INSV Tarini entered Cape Town, South Africa on 1 April 2025 as planned completing the last leg of the adventure before it heads towards home base. The vessel and its two crew members were welcomed in Cape Town by Ms Ruby Jaspreet, Consul General of India at Cape Town, Rear Admiral Lisa Hendricks, Chief of Staff, South African Navy Fleet and the Defence Adviser of India at Pretoria, Captain Atul Sapahia. The South African Naval Band also performed to mark their arrival. The stopover in Cape Town highlights the growing maritime ties between India and South Africa. Such stopovers and interactions are aimed at enhancing maritime security and cooperation, addressing common challenges in the region while fostering practices for safe and secure seas. The vessel will be at Royal Cape Yacht Club for two weeks for scheduled maintenance and repairs. The crew of the vessel will engage and interact with the South African Navy at Simon’s Town Naval Base and Gordon’s Bay Naval College. Community outreach events have also been planned during their stay. After maintenance and repairs are completed INSV Tarini departed on 15 April 2025 and was to return to Goa by May 2025.

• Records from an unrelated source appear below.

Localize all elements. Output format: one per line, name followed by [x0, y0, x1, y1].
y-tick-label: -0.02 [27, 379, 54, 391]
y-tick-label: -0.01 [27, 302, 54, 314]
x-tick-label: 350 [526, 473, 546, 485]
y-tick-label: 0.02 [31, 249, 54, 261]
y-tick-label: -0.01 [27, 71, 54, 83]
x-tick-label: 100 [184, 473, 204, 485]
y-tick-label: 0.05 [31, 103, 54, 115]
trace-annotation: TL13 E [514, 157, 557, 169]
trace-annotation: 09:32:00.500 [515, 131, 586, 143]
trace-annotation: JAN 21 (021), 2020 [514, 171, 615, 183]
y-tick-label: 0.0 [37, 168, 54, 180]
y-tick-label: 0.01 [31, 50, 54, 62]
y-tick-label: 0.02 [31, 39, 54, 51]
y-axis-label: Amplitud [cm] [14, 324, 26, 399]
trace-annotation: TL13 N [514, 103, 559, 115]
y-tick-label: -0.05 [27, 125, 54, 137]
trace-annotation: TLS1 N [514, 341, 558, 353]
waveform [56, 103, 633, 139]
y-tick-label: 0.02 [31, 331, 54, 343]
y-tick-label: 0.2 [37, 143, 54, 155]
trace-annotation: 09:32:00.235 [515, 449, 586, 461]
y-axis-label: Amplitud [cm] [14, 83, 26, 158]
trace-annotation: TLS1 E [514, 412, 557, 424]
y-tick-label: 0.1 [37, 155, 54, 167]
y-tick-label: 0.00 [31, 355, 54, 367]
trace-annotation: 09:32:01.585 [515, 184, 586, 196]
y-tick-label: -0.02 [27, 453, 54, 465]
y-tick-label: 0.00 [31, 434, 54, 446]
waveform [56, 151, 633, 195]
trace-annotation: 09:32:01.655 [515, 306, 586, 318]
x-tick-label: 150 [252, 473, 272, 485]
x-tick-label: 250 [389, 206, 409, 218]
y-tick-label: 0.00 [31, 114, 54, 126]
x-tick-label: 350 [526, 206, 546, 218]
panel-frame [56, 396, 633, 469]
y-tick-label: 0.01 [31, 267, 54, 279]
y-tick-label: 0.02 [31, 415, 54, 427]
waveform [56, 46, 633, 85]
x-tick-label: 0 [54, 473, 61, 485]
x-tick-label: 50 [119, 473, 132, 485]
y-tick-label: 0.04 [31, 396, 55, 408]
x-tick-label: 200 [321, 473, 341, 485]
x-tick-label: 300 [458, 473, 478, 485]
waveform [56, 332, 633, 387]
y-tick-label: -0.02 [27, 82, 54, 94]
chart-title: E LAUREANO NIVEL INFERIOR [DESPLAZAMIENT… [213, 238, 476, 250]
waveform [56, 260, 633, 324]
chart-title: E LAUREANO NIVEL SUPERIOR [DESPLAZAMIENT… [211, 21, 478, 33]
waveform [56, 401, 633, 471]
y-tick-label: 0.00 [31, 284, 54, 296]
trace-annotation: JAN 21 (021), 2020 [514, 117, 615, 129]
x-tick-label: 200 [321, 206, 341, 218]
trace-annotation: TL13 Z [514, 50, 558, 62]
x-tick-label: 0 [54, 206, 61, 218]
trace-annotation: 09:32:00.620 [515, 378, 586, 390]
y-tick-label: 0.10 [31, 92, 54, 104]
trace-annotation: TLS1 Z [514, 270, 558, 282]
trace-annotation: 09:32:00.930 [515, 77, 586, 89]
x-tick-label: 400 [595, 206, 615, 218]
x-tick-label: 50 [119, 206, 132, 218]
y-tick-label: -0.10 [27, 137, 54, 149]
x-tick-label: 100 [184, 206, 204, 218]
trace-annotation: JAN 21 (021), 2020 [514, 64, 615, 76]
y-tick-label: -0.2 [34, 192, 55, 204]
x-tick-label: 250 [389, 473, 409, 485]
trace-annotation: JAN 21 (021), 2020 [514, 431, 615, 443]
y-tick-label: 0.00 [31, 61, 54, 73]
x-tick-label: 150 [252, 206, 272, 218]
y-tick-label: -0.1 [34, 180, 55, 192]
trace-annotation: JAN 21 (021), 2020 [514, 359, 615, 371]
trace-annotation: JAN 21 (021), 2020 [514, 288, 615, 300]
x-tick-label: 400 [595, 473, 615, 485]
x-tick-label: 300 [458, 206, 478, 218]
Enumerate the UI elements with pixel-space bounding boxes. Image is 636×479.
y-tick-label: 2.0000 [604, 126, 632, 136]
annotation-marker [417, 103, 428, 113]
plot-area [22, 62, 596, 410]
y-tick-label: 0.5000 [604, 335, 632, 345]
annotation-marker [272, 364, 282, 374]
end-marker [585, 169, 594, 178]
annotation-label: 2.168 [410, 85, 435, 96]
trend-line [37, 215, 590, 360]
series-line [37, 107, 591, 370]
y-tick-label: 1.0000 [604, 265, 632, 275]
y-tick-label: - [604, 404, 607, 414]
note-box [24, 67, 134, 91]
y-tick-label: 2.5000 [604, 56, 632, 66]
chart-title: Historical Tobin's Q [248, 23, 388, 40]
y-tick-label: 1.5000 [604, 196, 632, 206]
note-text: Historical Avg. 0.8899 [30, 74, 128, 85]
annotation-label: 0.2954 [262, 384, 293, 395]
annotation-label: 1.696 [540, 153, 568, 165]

Chief of Naval Staff Admiral Dinesh K Tripathi also interacted with crew of Tarini via video conferencing, after they reached Cape Town. This is the fourth such interaction between the crew and senior Indian Navy officials. He also congratulated the crew for crossing the Prime Meridian on 25 March 2025 and re-entering the Eastern Hemisphere. INSV Tarini became homeward bound after it was flagged off from Cape Town on 15 April 2025 from the Royal Cape Yacht Club in Cape Town, marking the start of the final leg of its global circumnavigation and is expected to reach Goa by end of May 2025. The duo fondly referred to as DilRoo were to reach their homeport on 29 May 2025. The flag-in ceremony marking their historic achievement is to be presided over by Defense Minister Rajnath Singh at Mormugao Port of Goa, formally signifying the culmination of the circumnavigation.

===Homecoming===
The Defence Minister Rajnath Singh on Thursday, 29 March 2025; flagged in the sailboat INSV Tarini at the end of the historic circumnavigation of Navika Sagar Parikrama II at Goa’s Mormugao Port. The successful completion of the circumnavigation of the globe over the period of eight months, saw the duo (popularly called #DilRoo) cover a distance of over 25,400 nm crisscrossing four continents, three oceans and three Great Capes. In doing so the crew braved severe weather conditions, extremely cold temperatures, and very rough seas, relying solely on sails and wind power as well as their wit and training. According to the duo, though each leg was challenging, the third leg of the journey from Lyttleton to Port Stanley was the most difficult. Both were awarded the Shaurya Chakra at the 2026 Republic day parade.